J Glaucoma 2013;22:216-218.
Williams A, Gatla S, Leiby B, Fahmy I, et al.

IOP During Femtosecond Pretreatment of Cataract 
An interventional prospective study from the Lounceston Eye Institute in Tasmania concludes that femtosecond laser pretreatment is associated with a mean peak increase in intraocular pressure of 18.5 mmHg from baseline and appears to be safe and well-tolerated.

Femtosecond laser pretreatment was performed using the Catalys Precision Laser System with Liquid Optics Interface. The IOP was measured using an iCare PRO rebound tonometer during different stages of surgery and analyzed by number of docking attempts, vacuum time, treatment time and central corneal thickness.

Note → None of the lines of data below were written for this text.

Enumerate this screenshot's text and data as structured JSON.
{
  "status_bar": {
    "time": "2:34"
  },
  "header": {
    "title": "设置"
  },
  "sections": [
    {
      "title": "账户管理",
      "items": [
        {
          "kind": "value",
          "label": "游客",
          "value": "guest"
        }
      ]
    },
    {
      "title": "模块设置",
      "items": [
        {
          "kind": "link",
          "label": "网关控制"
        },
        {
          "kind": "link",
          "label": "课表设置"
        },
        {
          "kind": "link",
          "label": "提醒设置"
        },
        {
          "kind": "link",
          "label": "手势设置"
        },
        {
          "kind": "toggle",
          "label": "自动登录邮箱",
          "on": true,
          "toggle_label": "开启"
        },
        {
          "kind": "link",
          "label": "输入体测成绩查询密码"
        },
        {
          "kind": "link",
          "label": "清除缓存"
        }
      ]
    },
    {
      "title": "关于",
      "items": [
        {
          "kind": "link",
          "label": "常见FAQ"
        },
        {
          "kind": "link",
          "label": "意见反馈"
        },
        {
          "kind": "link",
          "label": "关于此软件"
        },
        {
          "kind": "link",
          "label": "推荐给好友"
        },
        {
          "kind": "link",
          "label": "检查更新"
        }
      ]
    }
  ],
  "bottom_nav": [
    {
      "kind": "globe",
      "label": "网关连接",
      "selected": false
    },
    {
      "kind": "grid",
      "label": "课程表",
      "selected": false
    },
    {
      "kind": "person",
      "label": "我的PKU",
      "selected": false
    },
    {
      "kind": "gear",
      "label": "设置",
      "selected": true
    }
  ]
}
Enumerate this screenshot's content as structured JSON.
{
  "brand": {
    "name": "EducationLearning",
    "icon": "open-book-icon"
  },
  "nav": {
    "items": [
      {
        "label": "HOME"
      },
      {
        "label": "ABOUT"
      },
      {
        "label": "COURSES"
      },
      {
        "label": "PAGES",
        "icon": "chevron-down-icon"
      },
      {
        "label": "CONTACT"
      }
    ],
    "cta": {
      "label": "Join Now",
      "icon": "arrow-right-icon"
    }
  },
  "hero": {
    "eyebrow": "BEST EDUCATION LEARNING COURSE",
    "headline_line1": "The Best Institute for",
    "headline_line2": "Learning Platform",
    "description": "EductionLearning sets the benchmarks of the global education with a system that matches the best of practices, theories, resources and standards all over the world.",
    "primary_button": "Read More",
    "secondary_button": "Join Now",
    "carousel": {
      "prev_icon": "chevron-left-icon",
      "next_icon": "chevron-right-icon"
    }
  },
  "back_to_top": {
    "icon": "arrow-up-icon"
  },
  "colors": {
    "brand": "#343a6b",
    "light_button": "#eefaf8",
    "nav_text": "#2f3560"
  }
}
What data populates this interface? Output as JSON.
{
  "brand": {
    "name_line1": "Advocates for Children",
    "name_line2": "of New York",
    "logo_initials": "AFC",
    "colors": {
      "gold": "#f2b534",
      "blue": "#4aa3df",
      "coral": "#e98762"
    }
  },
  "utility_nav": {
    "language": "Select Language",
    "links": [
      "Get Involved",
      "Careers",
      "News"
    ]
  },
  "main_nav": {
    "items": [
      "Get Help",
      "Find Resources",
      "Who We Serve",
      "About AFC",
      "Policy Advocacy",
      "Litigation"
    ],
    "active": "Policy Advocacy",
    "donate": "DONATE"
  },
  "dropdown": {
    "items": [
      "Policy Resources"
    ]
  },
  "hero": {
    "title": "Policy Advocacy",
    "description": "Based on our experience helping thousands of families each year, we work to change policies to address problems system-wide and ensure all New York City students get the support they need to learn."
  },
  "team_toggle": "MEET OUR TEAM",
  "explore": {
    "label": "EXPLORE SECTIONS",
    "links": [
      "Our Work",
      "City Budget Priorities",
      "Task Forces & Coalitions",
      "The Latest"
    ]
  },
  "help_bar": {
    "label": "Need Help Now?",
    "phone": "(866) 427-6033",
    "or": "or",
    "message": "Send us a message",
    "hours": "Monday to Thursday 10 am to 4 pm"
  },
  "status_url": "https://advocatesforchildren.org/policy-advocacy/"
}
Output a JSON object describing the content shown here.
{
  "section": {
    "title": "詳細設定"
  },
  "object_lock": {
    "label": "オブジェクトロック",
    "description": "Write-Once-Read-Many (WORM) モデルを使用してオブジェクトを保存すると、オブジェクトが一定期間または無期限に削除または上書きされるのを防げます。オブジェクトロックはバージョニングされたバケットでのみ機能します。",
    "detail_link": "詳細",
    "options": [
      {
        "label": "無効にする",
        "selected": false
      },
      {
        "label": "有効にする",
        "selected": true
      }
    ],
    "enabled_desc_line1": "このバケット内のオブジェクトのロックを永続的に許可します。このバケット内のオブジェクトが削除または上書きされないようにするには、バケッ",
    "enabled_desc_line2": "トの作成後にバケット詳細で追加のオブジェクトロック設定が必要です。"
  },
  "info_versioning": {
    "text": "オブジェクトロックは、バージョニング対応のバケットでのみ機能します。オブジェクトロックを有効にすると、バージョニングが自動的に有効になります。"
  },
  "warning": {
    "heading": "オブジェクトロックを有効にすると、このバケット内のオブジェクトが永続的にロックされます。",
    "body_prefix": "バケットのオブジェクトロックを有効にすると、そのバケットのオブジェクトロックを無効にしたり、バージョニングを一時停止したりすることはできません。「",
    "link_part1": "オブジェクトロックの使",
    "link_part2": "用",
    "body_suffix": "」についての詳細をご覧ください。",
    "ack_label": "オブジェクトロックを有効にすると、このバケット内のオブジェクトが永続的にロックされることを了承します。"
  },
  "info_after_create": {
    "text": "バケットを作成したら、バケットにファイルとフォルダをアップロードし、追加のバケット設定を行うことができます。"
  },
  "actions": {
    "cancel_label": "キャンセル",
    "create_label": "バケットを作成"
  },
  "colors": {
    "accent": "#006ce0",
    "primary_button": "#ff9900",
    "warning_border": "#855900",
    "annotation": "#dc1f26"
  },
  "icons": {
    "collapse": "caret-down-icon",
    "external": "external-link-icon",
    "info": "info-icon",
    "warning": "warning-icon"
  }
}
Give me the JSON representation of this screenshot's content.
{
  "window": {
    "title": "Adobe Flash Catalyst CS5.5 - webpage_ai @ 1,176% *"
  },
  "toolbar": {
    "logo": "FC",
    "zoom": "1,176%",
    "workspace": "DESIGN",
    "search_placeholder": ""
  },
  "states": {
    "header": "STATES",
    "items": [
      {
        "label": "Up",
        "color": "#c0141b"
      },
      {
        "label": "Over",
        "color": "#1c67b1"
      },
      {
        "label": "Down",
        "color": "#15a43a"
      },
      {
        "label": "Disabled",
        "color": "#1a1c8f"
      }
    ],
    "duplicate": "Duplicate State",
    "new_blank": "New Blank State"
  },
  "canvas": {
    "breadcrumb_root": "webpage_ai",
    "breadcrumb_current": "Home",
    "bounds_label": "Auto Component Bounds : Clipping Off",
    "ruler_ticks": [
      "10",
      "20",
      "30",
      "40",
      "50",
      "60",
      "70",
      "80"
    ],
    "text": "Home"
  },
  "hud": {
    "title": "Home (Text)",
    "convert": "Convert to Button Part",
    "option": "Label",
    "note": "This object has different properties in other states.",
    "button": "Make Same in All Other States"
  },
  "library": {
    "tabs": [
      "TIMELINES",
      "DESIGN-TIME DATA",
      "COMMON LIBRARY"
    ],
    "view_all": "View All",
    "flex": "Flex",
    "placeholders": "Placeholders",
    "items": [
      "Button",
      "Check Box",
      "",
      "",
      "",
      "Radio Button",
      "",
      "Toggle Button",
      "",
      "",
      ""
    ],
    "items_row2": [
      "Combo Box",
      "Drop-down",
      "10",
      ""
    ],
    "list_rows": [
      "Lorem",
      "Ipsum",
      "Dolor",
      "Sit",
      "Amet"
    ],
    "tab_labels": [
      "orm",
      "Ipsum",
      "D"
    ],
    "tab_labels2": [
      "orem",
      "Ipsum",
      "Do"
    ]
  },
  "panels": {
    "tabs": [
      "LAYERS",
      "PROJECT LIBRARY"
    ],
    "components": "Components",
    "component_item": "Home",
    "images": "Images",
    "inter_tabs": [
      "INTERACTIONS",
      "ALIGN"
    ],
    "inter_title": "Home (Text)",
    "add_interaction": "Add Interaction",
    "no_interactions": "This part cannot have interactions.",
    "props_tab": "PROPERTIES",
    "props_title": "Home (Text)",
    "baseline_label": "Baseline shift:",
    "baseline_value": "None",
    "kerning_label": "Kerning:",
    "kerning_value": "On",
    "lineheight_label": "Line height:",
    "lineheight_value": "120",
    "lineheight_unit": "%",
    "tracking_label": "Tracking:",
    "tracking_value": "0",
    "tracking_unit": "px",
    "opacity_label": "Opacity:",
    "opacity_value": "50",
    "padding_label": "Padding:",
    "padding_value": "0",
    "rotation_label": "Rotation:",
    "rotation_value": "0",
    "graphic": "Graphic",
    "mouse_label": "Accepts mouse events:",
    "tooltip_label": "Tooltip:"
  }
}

The mean baseline IOP in the 25 study eyes was 17.5 ±2.5 mmHg. During vacuum application, the mean IOP rise was 11.4 ±3.3 mmHg. Peak IOPs were recorded immediately after laser capsulotomy and lens fragmentation (mean: 36.0 ±4.4 mmHg; mean increase from baseline 18.5 mmHg) and remained above baseline two minutes after the procedure (26.6 ±4.0 mmHg; p<0.001). Multiple regression analysis found no association between IOP rise and number of docking attempts, vacuum time, treatment time or CCT.
J Cataract Refract Surg 2013;39:339-342.
Kerr N, Abell R, Vote B, Toh T.

Changes in PEDs a Predictor for Anti-VEGF Retreatment
Research from the Bascom Palmer Eye Institute suggests that quantitation of the change in retinal pigment epithelial detachment volume and area may be useful in determining when to retreat eyes undergoing spectral domain optical coherence tomography-guided, as-needed, anti-vascular endothelial growth factor therapy.

Fourteen eyes from 14 patients with vascularized PEDs undergoing SD-OCT treatment with anti-VEGF drugs were retrospectively identified. The decision to retreat these cases was based on qualitative assessments of fluid in the macula. SD-OCT images from visits in which treatment was withheld were retrospectively analyzed, and a novel algorithm was used to measure the area and volume of PEDs at these visits.

Retreatment was withheld at 57 visits. When the SD-OCT algorithm was used to evaluate the scans from these visits, the PED volume increased at eight visits. At all of these eight visits, a treatment was needed at the next follow-up visit. For the remaining 49 visits in which treatment was withheld, the PED volume did not increase and no treatment was needed at the next follow-up visit.
Retina 2013;33:459-466.
Penha F, Gregori G, Filho C, Yehoshua Z, et al.